Efficient Multimodal Generation via Redundancy-Aware Mixture-of-Experts
Abstract
Multimodal foundation models are increasingly explored under diverse generation paradigms beyond classic next-token prediction. In this work, we study how autoregressive multimodal generation can be efficiently extended by exploiting latent capacity already present in models in the form of redundant parameters. We address the problem of augmenting pre-trained text-only LLMs with multimodal generative capabilities under two constraints: (C1) preserving original language generation performance, and (C2) maintaining a small parameter and data budget. Rather than introducing modality-specific modules, we leverage expert redundancy in Mixture-of-Experts (MoE) architectures as a source of latent capacity for learning a new modality. To prevent catastrophic forgetting, we apply Partial Low-Rank Adaptation (PLoRA) exclusively to tokens of the new modality, leaving text pathways unchanged. Through continual multimodal fine-tuning, our approach enables high-fidelity text-to-image generation while preserving original language performance.

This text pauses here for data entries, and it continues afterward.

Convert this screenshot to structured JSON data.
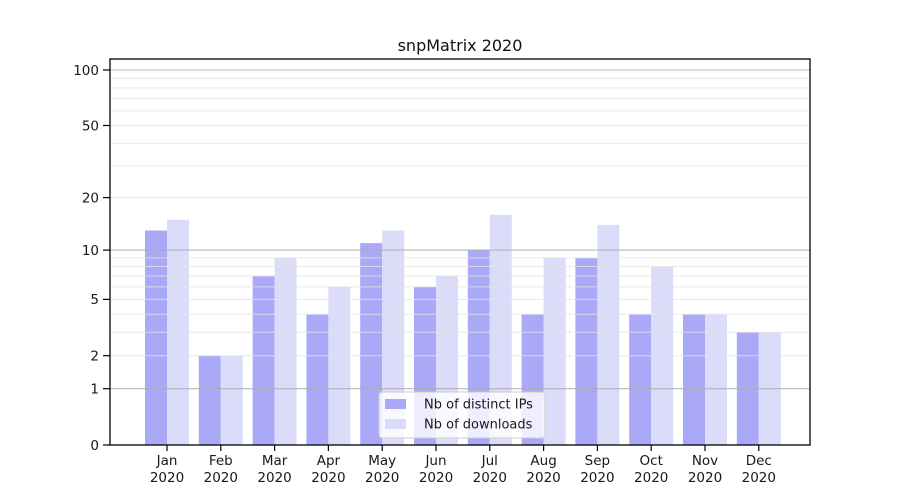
{
  "title": "snpMatrix 2020",
  "colors": {
    "ips_bar": "#a9a9f7",
    "downloads_bar": "#dbdbfa",
    "grid_major": "#ababab",
    "grid_minor": "#e3e3e3",
    "axis_frame": "#000000",
    "legend_border": "#cccccc",
    "legend_bg": "#ffffff"
  },
  "legend": {
    "items": [
      {
        "label": "Nb of distinct IPs"
      },
      {
        "label": "Nb of downloads"
      }
    ]
  },
  "chart_data": {
    "type": "bar",
    "title": "snpMatrix 2020",
    "categories": [
      "Jan 2020",
      "Feb 2020",
      "Mar 2020",
      "Apr 2020",
      "May 2020",
      "Jun 2020",
      "Jul 2020",
      "Aug 2020",
      "Sep 2020",
      "Oct 2020",
      "Nov 2020",
      "Dec 2020"
    ],
    "series": [
      {
        "name": "Nb of distinct IPs",
        "color": "#a9a9f7",
        "values": [
          13,
          2,
          7,
          4,
          11,
          6,
          10,
          4,
          9,
          4,
          4,
          3
        ]
      },
      {
        "name": "Nb of downloads",
        "color": "#dbdbfa",
        "values": [
          15,
          2,
          9,
          6,
          13,
          7,
          16,
          9,
          14,
          8,
          4,
          3
        ]
      }
    ],
    "xlabel": "",
    "ylabel": "",
    "yscale": "log(value+1)",
    "ylim": [
      0,
      114.6
    ],
    "y_tick_values": [
      0,
      1,
      2,
      5,
      10,
      20,
      50,
      100
    ],
    "grid_major_values": [
      1,
      10,
      100
    ],
    "grid_minor_values": [
      2,
      3,
      4,
      5,
      6,
      7,
      8,
      9,
      20,
      30,
      40,
      50,
      60,
      70,
      80,
      90
    ],
    "grid": "on",
    "legend_position": "lower center inside plot"
  }
}
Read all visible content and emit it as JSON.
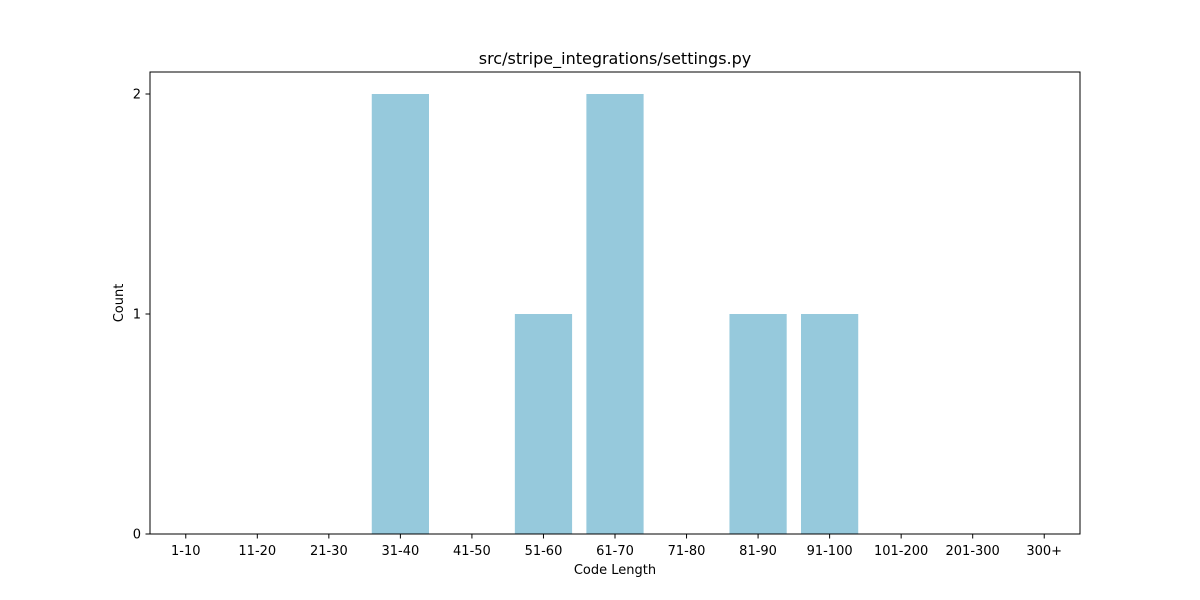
{
  "chart_data": {
    "type": "bar",
    "title": "src/stripe_integrations/settings.py",
    "xlabel": "Code Length",
    "ylabel": "Count",
    "categories": [
      "1-10",
      "11-20",
      "21-30",
      "31-40",
      "41-50",
      "51-60",
      "61-70",
      "71-80",
      "81-90",
      "91-100",
      "101-200",
      "201-300",
      "300+"
    ],
    "values": [
      0,
      0,
      0,
      2,
      0,
      1,
      2,
      0,
      1,
      1,
      0,
      0,
      0
    ],
    "ylim": [
      0,
      2.1
    ],
    "yticks": [
      0,
      1,
      2
    ],
    "grid": false,
    "bar_color": "#96c9dc"
  }
}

Further analysis shows reduced expert redundancy and the emergence of modality-specific and modality-agnostic experts, indicating implicit representation specialization within an autoregressive framework that can be leveraged for data and parameter-efficient multimodal generation. These results suggest that redundancy-aware MoE models can support data- and parameter-efficient multimodal generation, providing insight into how autoregressive objectives can serve as a strong foundation for next-generation multimodal models.